Tuesday, September 29, 2015

On Being the Adult

I'm bad with details. And I don't care about money. And I'm kind of like that dog in Up who's easily dis... squirrel!

When I was a lad, I was a scout from Bobcat (they didn't have Tiger back then) to Life. That's one rank short of Eagle. I earned many merit badges. I met many requirements. I camped. I did survival training. I completed leadership training. I was selected for Order of the Arrow. Two things stood between me and earning the rank of Eagle Scout: the service project (coming up with an idea, pitching it for approval, and organizing and leading a team to execute it all seemed like a lot of work to me) and just one more merit badge: Personal Management. In hindsight, it was telling that I never completed the merit badge that would teach me how to balance a check book, to create and stick to a budget, and presumably several other valuable life skills.

Anyway, what was I talking about again? Oh yeah, being a responsible adult. This, the Year of Divorce, has been a roller coaster time in my life emotionally, and a time when new experiences are popping up practically every week. When I was 19, I moved out of my parents' house and straight into student housing, which they paid for, while attending my first year of college. Which they also paid for. At new student orientation, I was offered a credit card by the local bank, despite having no job and no demonstrable means of repaying any accumulated debt. Predictably, I immediately began a long campaign of spending money I didn't have.

When that year of college was up, I had to find a job, and an apartment, and a roommate. The next year was the only time in my adult life when I was entirely responsible for myself and my bills, and I continued with vigor my campaign to increase my credit debt.

The following year, I moved in with Aerie, and she, being the person she is, took responsibility for our finances. She swore when she moved out of her parents' home that she would never be dependent on anyone again, and she meant it. She was in charge. For the next 23 years, I paid little attention to things like "income/expenses" or "budget" or anything else related to our financial situation, except for a brief period when, because her stress levels were high, I took over responsibility for paying bills. Unfamiliar with timing bill payments to work in harmony with payroll deposits, I immediately overdrafted the checking account, and she immediately took back responsibility. It wasn't a learning opportunity, it was just more in a growing pile of evidence that I was not capable of being a responsible adult and an equal partner to her in the business of our family life.

Of course, in my defense, there were other ways that I contributed, ways that were uniquely valuable and perhaps would not or could not have been made by anyone other than me, but... Well, bygones, as they say.

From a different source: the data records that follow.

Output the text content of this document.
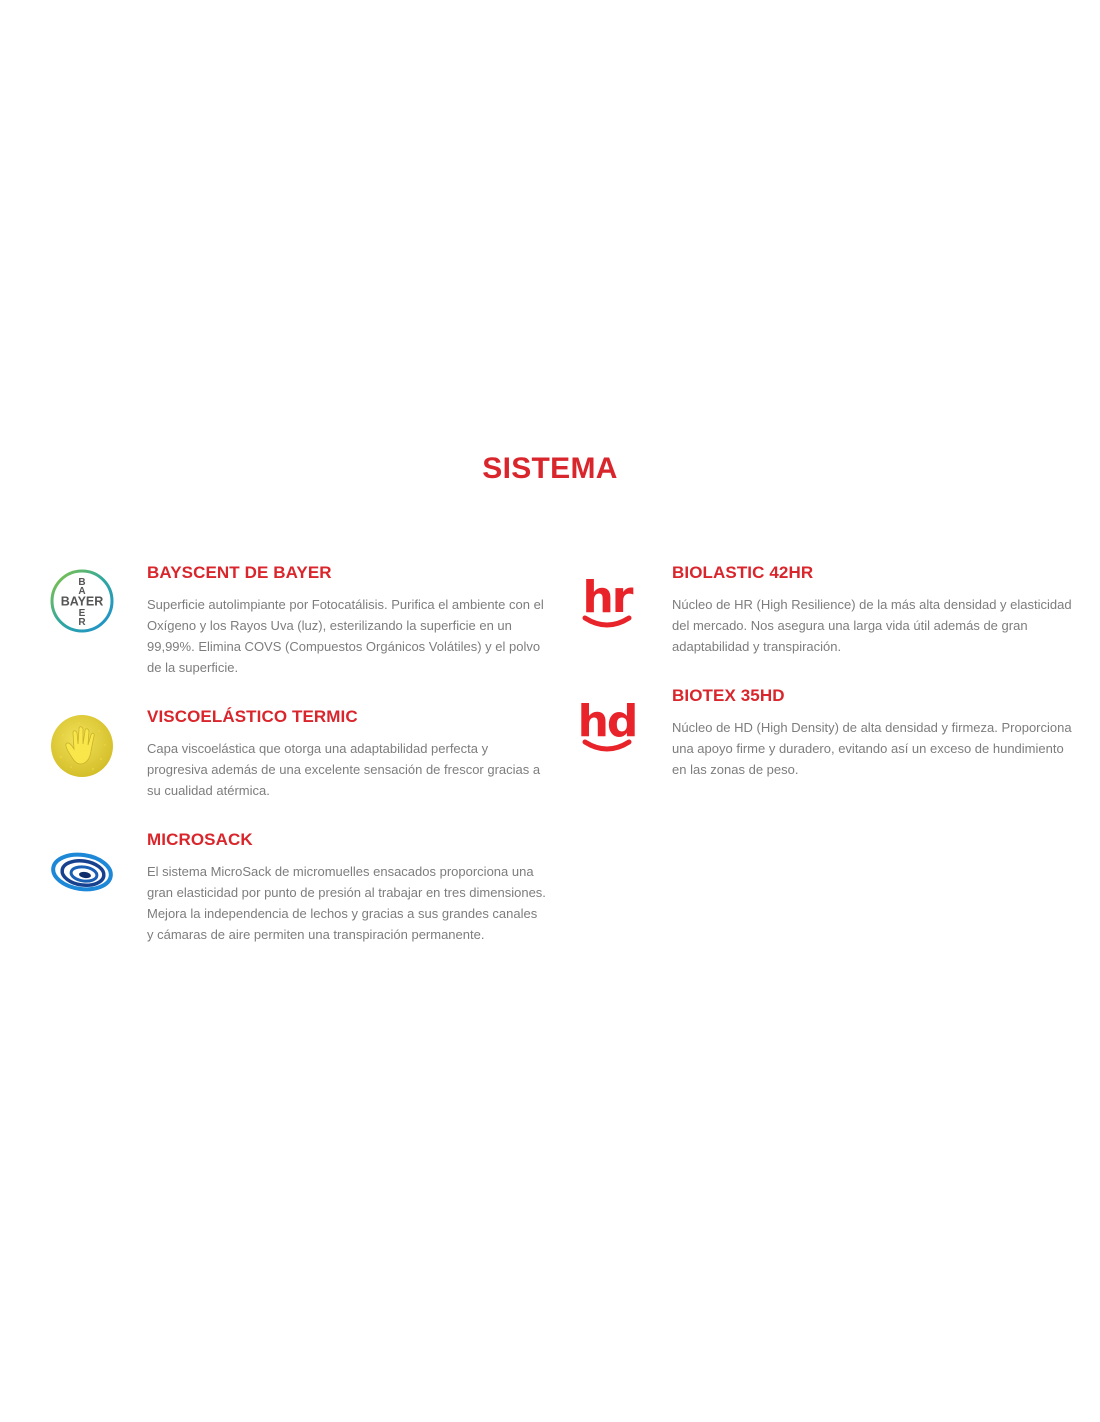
SISTEMA
BAYER
B
A
E
R
BAYSCENT DE BAYER

Superficie autolimpiante por Fotocatálisis. Purifica el ambiente con el Oxígeno y los Rayos Uva (luz), esterilizando la superficie en un 99,99%. Elimina COVS (Compuestos Orgánicos Volátiles) y el polvo de la superficie.

VISCOELÁSTICO TERMIC

Capa viscoelástica que otorga una adaptabilidad perfecta y progresiva además de una excelente sensación de frescor gracias a su cualidad atérmica.

MICROSACK

El sistema MicroSack de micromuelles ensacados proporciona una gran elasticidad por punto de presión al trabajar en tres dimensiones. Mejora la independencia de lechos y gracias a sus grandes canales y cámaras de aire permiten una transpiración permanente.

hr BIOLASTIC 42HR

Núcleo de HR (High Resilience) de la más alta densidad y elasticidad del mercado. Nos asegura una larga vida útil además de gran adaptabilidad y transpiración.

hd
BIOTEX 35HD

Núcleo de HD (High Density) de alta densidad y firmeza. Proporciona una apoyo firme y duradero, evitando así un exceso de hundimiento en las zonas de peso.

So, my point, really, is that now I'm the only responsible adult in my household, and learning how to do that, how to be that, is a challenge for me. I still don't care about money, and I'm still bad with details. I forget things easily unless I write them down, and I usually forget to write them down. I'm constantly forgetting and resetting the passwords associated with pretty much all of my online accounts, including those that let me do things like check balances, pay debts, transfer funds, and other useful adult activities. The modern world is a wonderful place, with the convenience of autopay and electronic payments and transfers, but Jesus, the passwords. The passwords!

In my work life, I have systems in place to help me keep track of details and schedules, some of which I inherited and some of which I created, but for some reason, it's taking me a little while to learn to create and adhere to systems in my personal business. It's possible, I know, and I already have the skills to make this work. I've just never had to before. At 43, I'm finally learning how to be responsible outside of a work environment. I'm making mistakes, and I'm learning from them, and what's most exciting is: I don't have to answer to anyone, or apologize to anyone for those mistakes. I don't get chastised or criticized. My mistakes are all mine. I am my own boss. It's a little scary, but exhilarating, too.

And yes, I'm aware that the fact that this is how I feel about it is a strong indicator of at least one place where I went very wrong very early in my marriage.